Wednesday, June 8, 2011

The New York Times As Holy Writ

Michael Medved  

When a journalist makes a concerted attempt to edit provocative comments out of the public record, it's usually an indication that the remarks in question count as uncomfortably revealing.

That's certainly the case with Jill Abramson's suggestion on Thursday that her elevation to the position of executive editor at The New York Times amounted to a transfiguration and apotheosis, as well as the sacred fulfillment of the family faith that guided her childhood. Not only did she compare her new appointment to "ascending to Valhalla," but in the original versions of a Times report by Jeremy W. Peters, she flatly declared: "In my house growing up, The Times substituted for religion."

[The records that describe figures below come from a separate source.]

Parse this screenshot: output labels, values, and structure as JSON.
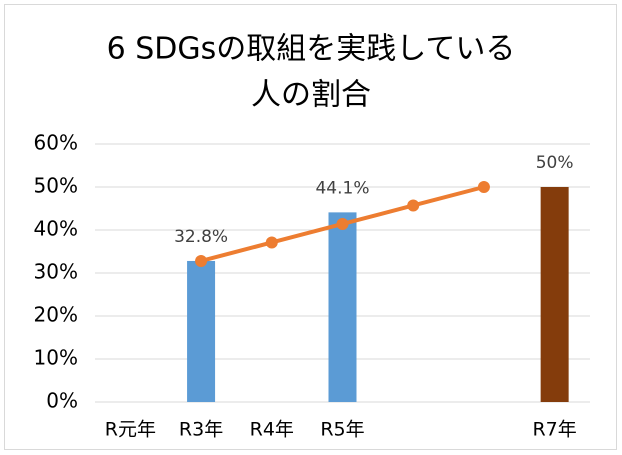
{
  "chart_data": {
    "type": "bar-line",
    "title": [
      "6 SDGsの取組を実践している",
      "人の割合"
    ],
    "categories": [
      "R元年",
      "R3年",
      "R4年",
      "R5年",
      null,
      null,
      "R7年"
    ],
    "series": [
      {
        "kind": "bar",
        "colors": [
          null,
          "#5b9bd5",
          null,
          "#5b9bd5",
          null,
          null,
          "#843c0c"
        ],
        "values": [
          null,
          32.8,
          null,
          44.1,
          null,
          null,
          50
        ],
        "value_labels": [
          null,
          "32.8%",
          null,
          "44.1%",
          null,
          null,
          "50%"
        ]
      },
      {
        "kind": "line",
        "color": "#ed7d31",
        "values": [
          null,
          32.8,
          37.1,
          41.4,
          45.7,
          50,
          null
        ]
      }
    ],
    "ylim": [
      0,
      60
    ],
    "yticks": [
      {
        "value": 0,
        "label": "0%"
      },
      {
        "value": 10,
        "label": "10%"
      },
      {
        "value": 20,
        "label": "20%"
      },
      {
        "value": 30,
        "label": "30%"
      },
      {
        "value": 40,
        "label": "40%"
      },
      {
        "value": 50,
        "label": "50%"
      },
      {
        "value": 60,
        "label": "60%"
      }
    ],
    "grid": true
  }
}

By the end of the day, someone toned down this touching testament of faith, suggesting merely that the new position represented "the honor of my life" for "someone who read the Times as a young girl growing up in New York 'We are held together by our passion for our work, our friendship and our deep belief in the mission and indispensability of The Times,' she said. 'I look forward to working with all of you to seize our future. In this thrilling and challenging transition, we will cross to safety together.'"

And what will they cross, exactly? The Red Sea?

Will Jill Abramson wield a miraculous staff to part the surging waters more effectively than did her predecessors Bill Keller and Howell Raines?

Even though specific references to a "substitute religion" ultimately disappeared from the Times website, much of the faith-based rhetoric remained. Whenever people use words like "mission" and "indispensability" to describe their work it indicates they view their positions as sacred vocations, not mere jobs.

So why, in that context, would Abramson and her associates feel the need to remove the explicit revelation that she grew up in a home in which the Times had replaced the Bible? One can assume that they attempted to edit those words because they provided inadvertent support to three of the most persistent criticisms of America's Journal of Record.

First, there's the obvious conclusion that when the Times "substituted for religion" in the Abramson household the newspaper didn't just supplement the faith of the family, it supplanted it. This passing observation may have been intended with a self-deprecatory wink, but it identified Jill Abramson as proudly secular and separated her from the overwhelming majority of her fellow citizens who, in the words of one currently prominent social critic, "get bitter" and "cling to guns or religion." Abramson in fact received her (pre-Harvard) high school diploma at the prestigious Fieldston School in the Riverdale section of the Bronx, a project of the Ethical Culture Society which attempted to substitute rational conceptions of morality and justice for outmoded religious teaching. The New York Review of Books sympathetically described the organization and its school (founded in 1878) "as havens for secular Jews who rejected the mysticism and rituals of Judaism."

There's nothing surprising in the appointment of a New York Times executive editor with little connection to organized faith, but with the newspaper receiving pointed criticism in recent years for its tone-deaf reporting on religious issues, the notion of a new boss lady treating the liberal pieties of the press as the equivalent of holy writ threatened to provoke needless new controversy.

Second, the creedal references suffusing Abramson's exultations suggested a sense of purpose—of "her deep belief in the mission"—that fits uncomfortably with the preening pose of scrupulous objectivity that the Gray Lady strikes for a wondering world. Communities of impassioned religious believers may boast many virtues, but neutrality and detachment are not among them. Abramson's suggestion of journalists "held together" by some shared faith echoes the charges of a shared ideology—confirming the core conservative critique of the organizations so lovingly described by Sarah Palin as the "lamestream media."

Third, Abramson's reference to "ascending to Valhalla" in accepting her new appointment (a reference that survived even in final versions of the article) represents a monumentally odd analogy in this context. In Norse mythology, Valhalla represents the majestic palace where dead heroes consort with Valkyries and the Gods. In the Ring Cycle of Richard Wagner (a notoriously anti-Semitic composer who would display little affection for Fieldston School graduates named Abramson) The Entry of the Gods Into Valhalla provides one of his most stirring, soaring orchestral interludes. The claim that Jill Abramson now counts herself as part the godly company, with power and significance removing her from the normal coils of mortality, only underlines the image of journalistic arrogance that already troubles many Americans, with visions of an anointed elite haughtily lording it over lesser life forms. But there's another echo in the Valhalla story that the immortals at the Times may come to rue. The Nordic myths describe the Home of the Gods as simultaneously glorious—and doomed. The destruction of this divine refuge counts as inevitable, for all the heroism and supernatural abilities of its inhabitants. With the deities of The New York Times continuing to struggle with falling circulation, challenging finances and a perception of growing irrelevance, this invocation of a magnificent center of power that's fated for total destruction can't count as reassuring.

After all, the Entry of the Gods Into Valhalla may occur early in Wagner's Ring but the concluding installment bears the chilling title Gotterdammerung—or Twilight of the Gods. The Gray Lady may be a Goddess of the American press, but her new executive editor chose a creepy analogy to mark her appointment.